Le 16/02/2012 14:16, nadia.derbey@bull.net a écrit :
Hi Jeff,

Sorry for the delay, but my victim with 2 ib devices had been stolen ;-)

So, I ported the patch on the v1.5 branch and finally could test it.

Actually, there is no opal_hwloc_base_get_topology() in v1.5 so I had to set
the hwloc flags in ompi_mpi_init() and orte_odls_base_open() (i.e. the places
where opal_hwloc_topology is initialized).

With the new flag set, hwloc_get_nbobjs_by_type(opal_hwloc_topology, HWLOC_OBJ_CORE)
is now seeing the actual number of cores on the node (instead of 1 when our
cpuset is a singleton).

Since opal_paffinity_base_get_processor_info() calls module_get_processor_info()
(in hwloc/paffinity_hwloc_module.c), which in turn calls hwloc_get_nbobjs_by_type(),
we are now getting the right number of cores in get_ib_dev_distance().

So we are looping over the exact number of cores, looking for a potential binding.

So as a conclusion, there's no need for any other patch: the fix you committed
was the only one needed to fix the issue.

I didn't follow this entire thread in details, but I am feeling that something is wrong here. The flag fixes your problem indeed, but I think it may break binding too. It's basically making all "unavailable resources" available.
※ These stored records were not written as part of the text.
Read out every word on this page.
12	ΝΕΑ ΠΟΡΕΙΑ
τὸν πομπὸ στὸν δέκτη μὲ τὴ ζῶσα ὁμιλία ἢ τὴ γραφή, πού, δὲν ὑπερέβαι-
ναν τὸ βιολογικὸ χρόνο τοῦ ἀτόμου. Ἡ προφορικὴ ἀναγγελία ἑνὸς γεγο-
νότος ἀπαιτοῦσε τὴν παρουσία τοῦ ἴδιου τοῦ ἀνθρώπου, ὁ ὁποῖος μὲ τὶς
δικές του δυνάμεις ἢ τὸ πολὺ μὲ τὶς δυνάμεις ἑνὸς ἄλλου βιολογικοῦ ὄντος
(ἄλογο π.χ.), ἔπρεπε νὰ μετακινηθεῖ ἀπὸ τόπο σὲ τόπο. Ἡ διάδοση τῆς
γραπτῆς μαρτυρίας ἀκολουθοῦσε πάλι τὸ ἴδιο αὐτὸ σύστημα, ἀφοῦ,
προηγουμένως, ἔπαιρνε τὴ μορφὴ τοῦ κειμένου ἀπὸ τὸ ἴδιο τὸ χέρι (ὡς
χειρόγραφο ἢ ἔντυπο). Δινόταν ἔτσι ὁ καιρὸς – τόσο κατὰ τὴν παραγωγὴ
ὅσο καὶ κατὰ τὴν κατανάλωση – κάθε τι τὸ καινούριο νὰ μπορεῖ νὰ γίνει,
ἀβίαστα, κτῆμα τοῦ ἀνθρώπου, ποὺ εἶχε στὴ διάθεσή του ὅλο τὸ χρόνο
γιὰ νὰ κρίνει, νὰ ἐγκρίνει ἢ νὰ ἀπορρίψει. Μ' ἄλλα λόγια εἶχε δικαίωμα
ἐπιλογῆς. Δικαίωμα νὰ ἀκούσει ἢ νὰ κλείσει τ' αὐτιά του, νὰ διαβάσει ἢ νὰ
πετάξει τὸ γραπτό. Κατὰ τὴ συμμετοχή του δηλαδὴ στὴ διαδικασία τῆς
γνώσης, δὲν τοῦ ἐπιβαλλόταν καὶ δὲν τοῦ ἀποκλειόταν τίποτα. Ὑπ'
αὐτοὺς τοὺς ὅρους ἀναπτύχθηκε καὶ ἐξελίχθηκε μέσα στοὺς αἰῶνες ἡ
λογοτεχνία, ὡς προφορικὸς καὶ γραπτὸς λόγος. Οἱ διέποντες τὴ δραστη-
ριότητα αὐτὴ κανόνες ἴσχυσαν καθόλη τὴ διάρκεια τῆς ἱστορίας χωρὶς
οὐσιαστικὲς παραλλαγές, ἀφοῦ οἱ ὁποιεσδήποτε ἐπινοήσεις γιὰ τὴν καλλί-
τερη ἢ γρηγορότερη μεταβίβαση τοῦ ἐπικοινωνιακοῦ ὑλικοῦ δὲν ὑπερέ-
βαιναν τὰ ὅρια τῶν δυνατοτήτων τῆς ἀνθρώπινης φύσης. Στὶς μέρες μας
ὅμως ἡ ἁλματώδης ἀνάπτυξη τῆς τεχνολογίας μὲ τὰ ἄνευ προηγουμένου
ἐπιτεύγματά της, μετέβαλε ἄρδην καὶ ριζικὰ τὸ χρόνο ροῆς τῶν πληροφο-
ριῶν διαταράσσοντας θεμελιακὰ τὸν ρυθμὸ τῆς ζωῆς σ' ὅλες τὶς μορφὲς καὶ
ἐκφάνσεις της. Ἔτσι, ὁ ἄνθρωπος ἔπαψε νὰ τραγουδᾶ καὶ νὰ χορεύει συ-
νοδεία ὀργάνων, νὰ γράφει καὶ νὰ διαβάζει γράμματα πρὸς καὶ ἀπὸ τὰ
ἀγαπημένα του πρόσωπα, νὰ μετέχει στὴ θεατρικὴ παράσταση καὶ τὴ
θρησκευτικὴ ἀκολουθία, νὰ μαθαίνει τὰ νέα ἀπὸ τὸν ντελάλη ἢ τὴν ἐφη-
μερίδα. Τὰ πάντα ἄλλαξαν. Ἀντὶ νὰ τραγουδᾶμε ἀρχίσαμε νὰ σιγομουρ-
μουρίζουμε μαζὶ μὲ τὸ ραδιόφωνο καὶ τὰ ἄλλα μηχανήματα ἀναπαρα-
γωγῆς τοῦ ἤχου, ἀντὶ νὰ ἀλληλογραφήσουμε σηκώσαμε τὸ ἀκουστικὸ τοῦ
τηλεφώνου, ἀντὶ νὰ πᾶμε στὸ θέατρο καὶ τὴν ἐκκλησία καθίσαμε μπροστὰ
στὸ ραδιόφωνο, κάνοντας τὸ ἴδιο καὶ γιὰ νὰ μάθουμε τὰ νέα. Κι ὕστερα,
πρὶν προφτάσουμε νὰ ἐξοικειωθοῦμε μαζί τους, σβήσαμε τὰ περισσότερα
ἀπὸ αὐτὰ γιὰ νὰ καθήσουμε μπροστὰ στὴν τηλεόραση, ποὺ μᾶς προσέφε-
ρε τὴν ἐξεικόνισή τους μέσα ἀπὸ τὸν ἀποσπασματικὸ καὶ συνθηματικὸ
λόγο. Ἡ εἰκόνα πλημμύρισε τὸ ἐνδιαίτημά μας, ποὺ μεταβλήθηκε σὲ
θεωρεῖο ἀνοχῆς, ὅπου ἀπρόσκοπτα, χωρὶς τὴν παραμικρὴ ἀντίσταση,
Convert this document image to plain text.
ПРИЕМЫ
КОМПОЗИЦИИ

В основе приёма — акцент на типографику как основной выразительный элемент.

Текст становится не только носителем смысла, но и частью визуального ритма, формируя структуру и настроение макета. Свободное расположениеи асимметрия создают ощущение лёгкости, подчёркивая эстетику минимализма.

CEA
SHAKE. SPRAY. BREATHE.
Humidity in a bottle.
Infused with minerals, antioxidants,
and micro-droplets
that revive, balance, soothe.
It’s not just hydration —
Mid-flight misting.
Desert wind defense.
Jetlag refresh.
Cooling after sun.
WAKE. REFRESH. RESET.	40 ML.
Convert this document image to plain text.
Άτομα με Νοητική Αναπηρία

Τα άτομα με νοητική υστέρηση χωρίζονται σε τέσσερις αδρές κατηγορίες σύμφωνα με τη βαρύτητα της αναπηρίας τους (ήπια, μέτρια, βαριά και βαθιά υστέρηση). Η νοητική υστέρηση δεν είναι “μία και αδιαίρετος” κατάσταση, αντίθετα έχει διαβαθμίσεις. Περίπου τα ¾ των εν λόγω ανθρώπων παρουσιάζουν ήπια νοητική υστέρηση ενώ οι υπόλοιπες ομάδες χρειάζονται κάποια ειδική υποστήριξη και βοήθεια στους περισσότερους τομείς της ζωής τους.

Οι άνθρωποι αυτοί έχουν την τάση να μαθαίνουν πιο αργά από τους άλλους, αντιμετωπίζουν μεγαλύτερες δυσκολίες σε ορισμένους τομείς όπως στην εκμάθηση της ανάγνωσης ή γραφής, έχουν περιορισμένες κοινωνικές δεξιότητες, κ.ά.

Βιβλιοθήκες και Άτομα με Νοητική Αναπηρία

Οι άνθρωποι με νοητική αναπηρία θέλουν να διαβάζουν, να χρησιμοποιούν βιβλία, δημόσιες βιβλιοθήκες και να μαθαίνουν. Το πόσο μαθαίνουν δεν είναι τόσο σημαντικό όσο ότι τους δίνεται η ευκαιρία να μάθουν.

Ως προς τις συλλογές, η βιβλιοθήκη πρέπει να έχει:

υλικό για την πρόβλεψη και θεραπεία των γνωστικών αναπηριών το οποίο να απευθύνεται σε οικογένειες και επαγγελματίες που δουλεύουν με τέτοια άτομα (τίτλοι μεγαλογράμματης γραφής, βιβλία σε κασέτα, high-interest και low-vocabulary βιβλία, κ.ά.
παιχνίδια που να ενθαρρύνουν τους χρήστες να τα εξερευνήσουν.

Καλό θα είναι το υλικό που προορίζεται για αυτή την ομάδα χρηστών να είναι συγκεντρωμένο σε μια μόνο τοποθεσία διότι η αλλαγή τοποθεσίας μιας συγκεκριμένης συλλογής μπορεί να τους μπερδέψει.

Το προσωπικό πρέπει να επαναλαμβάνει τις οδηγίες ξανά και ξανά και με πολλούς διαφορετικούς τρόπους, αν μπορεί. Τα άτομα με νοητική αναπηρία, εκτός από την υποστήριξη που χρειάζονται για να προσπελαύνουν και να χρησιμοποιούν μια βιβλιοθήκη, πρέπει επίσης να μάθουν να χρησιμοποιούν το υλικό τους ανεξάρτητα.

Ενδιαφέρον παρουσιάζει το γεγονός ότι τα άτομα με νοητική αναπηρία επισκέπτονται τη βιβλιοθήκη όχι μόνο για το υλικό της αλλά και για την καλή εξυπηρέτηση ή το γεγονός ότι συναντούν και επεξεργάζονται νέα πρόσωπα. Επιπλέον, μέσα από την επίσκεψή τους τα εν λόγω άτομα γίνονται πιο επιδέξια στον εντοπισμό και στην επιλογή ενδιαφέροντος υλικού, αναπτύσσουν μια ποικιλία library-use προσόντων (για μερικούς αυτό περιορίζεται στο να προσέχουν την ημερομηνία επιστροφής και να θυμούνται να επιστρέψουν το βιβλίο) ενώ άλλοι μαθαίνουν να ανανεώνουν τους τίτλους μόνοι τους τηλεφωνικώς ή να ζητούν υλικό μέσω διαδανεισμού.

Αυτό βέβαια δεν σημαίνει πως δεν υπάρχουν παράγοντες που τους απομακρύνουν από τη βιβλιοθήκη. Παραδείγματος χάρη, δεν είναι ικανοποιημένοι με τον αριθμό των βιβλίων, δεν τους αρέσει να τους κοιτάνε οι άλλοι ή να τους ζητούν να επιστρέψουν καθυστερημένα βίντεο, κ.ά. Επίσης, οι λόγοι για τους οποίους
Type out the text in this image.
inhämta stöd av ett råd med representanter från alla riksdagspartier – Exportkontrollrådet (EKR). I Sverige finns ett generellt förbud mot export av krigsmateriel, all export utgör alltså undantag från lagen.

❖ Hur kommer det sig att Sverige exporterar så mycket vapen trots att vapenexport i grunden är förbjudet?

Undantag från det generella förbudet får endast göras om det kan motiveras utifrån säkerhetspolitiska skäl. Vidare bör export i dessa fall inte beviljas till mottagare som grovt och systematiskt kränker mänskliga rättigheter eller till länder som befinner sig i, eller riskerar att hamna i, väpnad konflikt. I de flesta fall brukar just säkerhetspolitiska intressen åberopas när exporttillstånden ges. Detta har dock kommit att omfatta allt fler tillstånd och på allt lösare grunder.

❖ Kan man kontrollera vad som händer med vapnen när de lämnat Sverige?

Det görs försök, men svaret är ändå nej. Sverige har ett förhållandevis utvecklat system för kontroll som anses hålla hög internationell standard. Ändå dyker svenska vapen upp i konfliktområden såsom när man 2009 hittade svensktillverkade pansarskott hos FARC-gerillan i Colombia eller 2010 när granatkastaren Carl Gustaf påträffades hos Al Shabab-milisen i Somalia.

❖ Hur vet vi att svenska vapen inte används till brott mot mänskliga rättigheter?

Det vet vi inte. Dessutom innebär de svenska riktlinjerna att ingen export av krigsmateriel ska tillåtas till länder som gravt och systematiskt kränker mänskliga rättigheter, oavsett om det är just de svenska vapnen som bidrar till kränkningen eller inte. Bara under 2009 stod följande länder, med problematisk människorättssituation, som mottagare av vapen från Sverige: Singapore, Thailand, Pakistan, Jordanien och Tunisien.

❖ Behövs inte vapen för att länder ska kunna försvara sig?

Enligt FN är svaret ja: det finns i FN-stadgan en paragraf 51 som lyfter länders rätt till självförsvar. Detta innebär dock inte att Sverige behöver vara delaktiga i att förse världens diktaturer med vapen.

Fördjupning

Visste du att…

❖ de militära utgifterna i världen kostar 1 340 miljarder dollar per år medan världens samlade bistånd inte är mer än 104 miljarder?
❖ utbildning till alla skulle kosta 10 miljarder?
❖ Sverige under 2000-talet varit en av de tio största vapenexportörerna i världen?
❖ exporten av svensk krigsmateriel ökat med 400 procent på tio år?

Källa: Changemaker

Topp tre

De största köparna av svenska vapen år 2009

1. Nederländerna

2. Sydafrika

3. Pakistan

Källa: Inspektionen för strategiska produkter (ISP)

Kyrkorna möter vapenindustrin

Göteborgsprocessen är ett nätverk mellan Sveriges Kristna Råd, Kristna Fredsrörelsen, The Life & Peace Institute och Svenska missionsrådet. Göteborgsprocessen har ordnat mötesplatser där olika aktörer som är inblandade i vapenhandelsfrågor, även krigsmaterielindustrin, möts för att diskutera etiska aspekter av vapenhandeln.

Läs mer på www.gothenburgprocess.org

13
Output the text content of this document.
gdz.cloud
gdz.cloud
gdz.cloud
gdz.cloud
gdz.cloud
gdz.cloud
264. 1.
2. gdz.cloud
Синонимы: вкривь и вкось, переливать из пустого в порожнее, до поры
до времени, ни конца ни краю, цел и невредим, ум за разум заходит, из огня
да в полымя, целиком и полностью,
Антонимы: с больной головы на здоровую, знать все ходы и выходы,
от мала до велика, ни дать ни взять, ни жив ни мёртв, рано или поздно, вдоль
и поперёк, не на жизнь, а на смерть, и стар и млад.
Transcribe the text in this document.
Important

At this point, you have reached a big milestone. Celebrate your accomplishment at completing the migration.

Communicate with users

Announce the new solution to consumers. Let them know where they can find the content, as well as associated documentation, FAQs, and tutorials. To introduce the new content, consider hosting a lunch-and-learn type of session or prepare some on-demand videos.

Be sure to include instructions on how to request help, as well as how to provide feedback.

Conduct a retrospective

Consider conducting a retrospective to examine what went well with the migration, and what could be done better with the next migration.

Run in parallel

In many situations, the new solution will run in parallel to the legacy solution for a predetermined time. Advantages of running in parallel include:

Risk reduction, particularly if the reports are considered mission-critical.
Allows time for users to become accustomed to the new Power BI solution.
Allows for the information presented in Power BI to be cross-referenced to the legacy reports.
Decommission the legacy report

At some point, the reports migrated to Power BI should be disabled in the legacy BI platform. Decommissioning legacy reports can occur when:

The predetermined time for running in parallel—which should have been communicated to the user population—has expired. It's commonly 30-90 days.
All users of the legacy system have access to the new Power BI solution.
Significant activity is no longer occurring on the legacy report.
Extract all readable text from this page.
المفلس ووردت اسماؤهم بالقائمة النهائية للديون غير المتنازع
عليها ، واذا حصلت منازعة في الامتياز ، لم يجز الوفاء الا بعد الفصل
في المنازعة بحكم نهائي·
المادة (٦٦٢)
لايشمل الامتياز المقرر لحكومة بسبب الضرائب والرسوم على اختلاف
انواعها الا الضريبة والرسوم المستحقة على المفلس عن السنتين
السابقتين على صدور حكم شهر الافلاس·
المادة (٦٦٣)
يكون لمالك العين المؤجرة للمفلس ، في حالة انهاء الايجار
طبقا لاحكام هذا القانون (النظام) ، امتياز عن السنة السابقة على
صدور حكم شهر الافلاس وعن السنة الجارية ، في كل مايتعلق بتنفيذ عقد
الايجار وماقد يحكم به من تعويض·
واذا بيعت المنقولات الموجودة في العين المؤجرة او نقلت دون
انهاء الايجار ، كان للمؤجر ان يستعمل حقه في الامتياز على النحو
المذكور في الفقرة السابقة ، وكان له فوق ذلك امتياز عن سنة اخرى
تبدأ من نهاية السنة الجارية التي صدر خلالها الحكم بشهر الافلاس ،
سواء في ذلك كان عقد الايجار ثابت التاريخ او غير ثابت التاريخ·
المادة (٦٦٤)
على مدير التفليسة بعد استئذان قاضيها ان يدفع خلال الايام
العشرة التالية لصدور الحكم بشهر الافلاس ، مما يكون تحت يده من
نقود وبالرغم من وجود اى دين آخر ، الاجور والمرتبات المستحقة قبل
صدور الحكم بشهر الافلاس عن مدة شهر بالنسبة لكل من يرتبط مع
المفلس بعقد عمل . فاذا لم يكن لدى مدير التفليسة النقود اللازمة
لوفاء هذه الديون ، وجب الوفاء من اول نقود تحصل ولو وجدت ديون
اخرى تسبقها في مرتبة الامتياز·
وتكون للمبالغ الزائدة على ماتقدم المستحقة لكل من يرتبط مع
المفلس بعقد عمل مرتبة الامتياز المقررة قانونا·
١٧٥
So the binding code may end up trying to bind processes on cores that it can't actually use.

If srun gives you the first cores of the machine, it works fine because OMPI tries to use the first cores and those are available. But did you ever try when srun gives the second socket only for instance? Or whichever part of the machine that does not contain the first cores ? I think OMPI will still try to bind on the first cores if the flag is set, but those are not available for binding.

Unless I am missing something, the proper fix would be to have two instances of the topology. One with the entire machine (for people that really want to consult all physical resources), and one for the really available part of machine (mostly used for binding).